By now it was getting dark and Swami had placed lit candles all around the platform. With the growing dusk and the river before us, the forest around us, and the banyan above it was a remarkable moment in time.

Then we boarded the boat and as we drifted away, the Swami stood on the small concrete dock, waving goodbye to us. In the evening light, his orange clad figure, against the dark of the forest, standing on the edge of a river was like a carefully composed painting.

India is a land of contrasts. A few minutes later, the boat landed, we climbed the up the ghat (concrete steps leading up from the river) to the street.

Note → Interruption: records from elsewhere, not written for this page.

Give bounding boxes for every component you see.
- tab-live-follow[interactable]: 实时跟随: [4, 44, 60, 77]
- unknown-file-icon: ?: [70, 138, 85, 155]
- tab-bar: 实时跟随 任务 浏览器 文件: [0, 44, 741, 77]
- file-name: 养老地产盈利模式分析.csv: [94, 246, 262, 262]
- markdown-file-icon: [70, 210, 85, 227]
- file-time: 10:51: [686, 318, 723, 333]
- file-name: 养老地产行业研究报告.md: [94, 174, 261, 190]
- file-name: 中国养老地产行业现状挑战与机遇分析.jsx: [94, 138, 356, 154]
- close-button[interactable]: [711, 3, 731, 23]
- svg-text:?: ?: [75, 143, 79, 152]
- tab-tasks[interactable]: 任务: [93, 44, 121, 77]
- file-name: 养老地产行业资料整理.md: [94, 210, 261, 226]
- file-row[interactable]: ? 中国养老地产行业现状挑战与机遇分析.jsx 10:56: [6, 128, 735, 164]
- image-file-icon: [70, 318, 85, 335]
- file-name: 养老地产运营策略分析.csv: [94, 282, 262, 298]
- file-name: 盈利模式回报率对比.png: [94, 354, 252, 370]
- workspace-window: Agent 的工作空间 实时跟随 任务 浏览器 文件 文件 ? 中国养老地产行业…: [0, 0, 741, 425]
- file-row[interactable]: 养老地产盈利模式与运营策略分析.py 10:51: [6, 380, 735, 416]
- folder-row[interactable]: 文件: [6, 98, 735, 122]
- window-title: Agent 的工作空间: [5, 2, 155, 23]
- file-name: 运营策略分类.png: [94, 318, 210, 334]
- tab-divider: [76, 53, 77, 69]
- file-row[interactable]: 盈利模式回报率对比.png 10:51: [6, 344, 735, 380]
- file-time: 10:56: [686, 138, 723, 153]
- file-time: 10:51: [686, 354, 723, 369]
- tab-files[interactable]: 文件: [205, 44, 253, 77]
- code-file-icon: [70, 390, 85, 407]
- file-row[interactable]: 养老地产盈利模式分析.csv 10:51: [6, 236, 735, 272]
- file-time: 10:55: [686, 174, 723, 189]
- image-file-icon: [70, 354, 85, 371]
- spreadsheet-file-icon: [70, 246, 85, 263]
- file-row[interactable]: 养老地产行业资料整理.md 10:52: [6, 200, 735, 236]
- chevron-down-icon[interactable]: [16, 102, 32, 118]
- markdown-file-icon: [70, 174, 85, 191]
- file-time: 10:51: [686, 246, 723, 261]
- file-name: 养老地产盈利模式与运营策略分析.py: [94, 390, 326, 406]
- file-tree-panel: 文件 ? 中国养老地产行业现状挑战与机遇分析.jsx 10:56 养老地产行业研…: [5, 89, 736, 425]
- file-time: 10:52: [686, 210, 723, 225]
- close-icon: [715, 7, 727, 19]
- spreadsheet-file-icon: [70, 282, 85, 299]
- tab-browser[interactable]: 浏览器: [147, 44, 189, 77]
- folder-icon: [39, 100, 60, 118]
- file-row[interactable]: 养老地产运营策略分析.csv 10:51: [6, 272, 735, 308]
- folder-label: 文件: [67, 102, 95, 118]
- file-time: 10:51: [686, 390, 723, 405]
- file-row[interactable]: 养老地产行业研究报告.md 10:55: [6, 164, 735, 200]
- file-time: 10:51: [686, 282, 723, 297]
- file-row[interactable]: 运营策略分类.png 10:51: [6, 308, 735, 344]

There we were enveloped in the sheer bedlam of a busy taxi stand, with honking horns, and shouting cab drivers, and billows of exhaust fumes.

Our taxis, of course, were inexplicably delayed, and we stood for some ten minutes in the midst of this chaos. Somehow, though, the overwhelming contrast with the forest kutir seemed only to enhance the joy we were feeling. God is everywhere.

It is now 5am, and breakfast is being served, then off to Badrinath.

When someone asked Swamiji, “How should we prepare for the pilgrimage to Badrinath?” he replied simply, “Keep Babaji in your heart.”

We go to Josimath, at 7000 feet today, and spend two nights there, then on to Badrinath for two more nights before returning to the Ganges.

You are all with us, in spirit. At every meditation, and holy shrine, we pray for all of you.

Love from David and Asha, Durga and Vidura, and all the Ananda pilgrims.